The history of science is more than the arithmetical sum of the histories of all sciences, for it also explains the interrelations of them all. Indeed, our division of science into many branches is largely artificial. Like the branches of a living tree which have no separate existence, but grow together — the progress of each science is dependent upon the progress of all the others. The main postulate of science is the unity of nature: nature is one; and therefore, science is one. Finally, the fact that simultaneous discoveries have been made by different groups of workers, in different settings, organizations and nations, demonstrate that mankind is one: one mankind through one science is unfolding the mysteries of one nature. It follows that the only rational way to subdivide this history is not according to the sciences or countries involved, but only according to time; for each period of time we have to consider at once the whole of science’s historical and intellectual development. This calls for the marshaling of all scientific facts, activities and ideas in a definite order; which means that we must try to assign to each of them a date as precise as possible — not just the date of their birth or their publication, but also that of their actual incorporation into our knowledge — often a very diffcult thing to do, as the reader will not fail to appreciate. Such work of erudition is the bedrock upon which this history is built."

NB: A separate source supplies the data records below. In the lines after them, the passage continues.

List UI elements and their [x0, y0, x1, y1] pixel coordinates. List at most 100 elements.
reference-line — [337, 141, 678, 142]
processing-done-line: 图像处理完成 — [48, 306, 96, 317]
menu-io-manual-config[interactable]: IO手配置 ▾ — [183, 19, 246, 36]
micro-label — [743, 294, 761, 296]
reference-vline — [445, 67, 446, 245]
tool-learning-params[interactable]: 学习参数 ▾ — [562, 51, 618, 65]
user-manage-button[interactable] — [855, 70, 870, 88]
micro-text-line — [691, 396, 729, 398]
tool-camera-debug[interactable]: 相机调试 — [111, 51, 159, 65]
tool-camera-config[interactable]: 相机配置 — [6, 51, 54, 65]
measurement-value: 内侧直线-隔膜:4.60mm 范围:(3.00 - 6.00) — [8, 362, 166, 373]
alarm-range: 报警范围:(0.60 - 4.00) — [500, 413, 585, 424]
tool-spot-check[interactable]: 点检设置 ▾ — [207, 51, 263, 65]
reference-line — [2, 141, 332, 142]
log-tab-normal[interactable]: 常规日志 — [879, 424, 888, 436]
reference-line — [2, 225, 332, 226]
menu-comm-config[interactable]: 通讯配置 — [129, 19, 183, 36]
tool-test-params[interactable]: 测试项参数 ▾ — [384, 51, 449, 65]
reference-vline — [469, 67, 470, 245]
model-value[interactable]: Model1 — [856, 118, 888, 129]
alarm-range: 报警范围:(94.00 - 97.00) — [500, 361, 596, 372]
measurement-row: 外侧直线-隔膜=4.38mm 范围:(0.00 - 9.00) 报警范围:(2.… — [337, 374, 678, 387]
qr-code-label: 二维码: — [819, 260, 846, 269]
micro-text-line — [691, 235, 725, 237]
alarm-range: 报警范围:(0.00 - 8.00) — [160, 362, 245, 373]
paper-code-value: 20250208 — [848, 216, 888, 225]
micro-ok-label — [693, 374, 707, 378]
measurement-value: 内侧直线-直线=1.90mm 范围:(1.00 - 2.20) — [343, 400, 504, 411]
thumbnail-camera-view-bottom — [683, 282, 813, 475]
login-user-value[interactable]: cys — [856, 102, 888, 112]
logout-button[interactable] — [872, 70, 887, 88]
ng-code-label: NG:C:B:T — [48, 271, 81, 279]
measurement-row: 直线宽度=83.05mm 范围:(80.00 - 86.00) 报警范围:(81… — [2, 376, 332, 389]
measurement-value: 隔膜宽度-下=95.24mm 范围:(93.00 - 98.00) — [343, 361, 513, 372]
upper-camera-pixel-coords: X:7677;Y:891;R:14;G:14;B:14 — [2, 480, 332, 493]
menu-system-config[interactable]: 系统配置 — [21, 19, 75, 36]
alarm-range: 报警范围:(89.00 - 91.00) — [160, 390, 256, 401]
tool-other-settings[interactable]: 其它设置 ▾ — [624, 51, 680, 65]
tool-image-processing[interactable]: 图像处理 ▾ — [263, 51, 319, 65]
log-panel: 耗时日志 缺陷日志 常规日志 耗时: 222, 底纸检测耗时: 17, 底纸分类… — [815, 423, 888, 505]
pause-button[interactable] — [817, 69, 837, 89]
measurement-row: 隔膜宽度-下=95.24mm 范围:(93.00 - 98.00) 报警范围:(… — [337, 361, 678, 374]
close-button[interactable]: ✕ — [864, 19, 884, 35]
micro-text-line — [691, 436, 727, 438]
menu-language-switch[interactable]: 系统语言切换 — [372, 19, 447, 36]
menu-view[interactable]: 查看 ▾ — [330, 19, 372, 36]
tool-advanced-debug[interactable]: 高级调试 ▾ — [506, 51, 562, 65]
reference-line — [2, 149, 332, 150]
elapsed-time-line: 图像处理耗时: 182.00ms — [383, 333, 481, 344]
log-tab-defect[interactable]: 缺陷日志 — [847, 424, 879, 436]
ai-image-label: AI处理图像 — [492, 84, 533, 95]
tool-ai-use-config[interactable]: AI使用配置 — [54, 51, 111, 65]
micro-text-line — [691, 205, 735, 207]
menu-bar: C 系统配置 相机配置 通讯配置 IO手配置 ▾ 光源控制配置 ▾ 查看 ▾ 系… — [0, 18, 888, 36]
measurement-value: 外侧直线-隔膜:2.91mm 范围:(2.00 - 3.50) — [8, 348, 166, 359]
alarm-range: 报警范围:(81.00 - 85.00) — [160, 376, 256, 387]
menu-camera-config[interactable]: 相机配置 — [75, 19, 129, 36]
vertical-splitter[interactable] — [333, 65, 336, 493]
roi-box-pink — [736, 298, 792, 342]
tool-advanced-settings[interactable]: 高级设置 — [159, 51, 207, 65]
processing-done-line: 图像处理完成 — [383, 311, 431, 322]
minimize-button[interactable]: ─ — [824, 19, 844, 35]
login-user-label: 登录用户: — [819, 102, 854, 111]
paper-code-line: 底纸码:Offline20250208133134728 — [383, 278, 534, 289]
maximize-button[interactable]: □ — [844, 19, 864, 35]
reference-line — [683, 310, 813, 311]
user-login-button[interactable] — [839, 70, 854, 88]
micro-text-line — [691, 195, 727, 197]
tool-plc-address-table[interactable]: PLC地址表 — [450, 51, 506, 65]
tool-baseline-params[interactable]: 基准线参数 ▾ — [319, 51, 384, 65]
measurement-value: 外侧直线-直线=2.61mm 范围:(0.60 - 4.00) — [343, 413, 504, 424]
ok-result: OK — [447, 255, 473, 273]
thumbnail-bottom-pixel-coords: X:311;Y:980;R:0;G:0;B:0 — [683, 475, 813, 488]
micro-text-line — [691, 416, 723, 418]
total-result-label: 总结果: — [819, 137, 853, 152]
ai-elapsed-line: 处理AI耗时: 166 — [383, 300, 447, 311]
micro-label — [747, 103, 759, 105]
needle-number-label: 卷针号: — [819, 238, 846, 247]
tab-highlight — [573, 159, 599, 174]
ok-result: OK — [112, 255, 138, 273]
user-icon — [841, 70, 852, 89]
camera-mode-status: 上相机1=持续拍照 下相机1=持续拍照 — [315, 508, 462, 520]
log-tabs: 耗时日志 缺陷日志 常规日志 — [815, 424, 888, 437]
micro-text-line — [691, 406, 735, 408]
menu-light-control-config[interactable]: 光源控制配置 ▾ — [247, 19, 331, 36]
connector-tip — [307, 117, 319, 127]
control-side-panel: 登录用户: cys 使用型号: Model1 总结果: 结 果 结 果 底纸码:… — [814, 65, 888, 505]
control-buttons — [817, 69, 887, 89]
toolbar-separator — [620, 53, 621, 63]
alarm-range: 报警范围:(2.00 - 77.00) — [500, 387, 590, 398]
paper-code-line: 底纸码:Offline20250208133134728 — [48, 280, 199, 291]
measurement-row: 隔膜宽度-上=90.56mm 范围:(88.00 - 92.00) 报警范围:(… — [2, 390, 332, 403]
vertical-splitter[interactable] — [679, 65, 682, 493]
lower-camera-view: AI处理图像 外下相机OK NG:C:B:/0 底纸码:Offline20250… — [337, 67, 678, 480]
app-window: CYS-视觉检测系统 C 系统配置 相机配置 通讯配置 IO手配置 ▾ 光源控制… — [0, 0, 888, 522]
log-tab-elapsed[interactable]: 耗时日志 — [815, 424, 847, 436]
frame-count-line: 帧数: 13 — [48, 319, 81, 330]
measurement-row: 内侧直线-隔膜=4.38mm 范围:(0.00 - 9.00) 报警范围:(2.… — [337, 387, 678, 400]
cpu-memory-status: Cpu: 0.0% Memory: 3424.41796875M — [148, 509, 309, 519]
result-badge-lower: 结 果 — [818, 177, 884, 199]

This is a heavy book; it contains more than 6000 pages. This is the true saga of the Human Action of the real 300 plus or minus a few, that keep us out of the stone age. It is a little pricey, but if you shop around the Internet you may find a deal on it. If you get started on it know you may be able to get it finished by the time that the global economy returns to economic growth. Based on the amount of government interference worldwide distorting markets thru malinvestment and the Central Bank you may have plenty of time.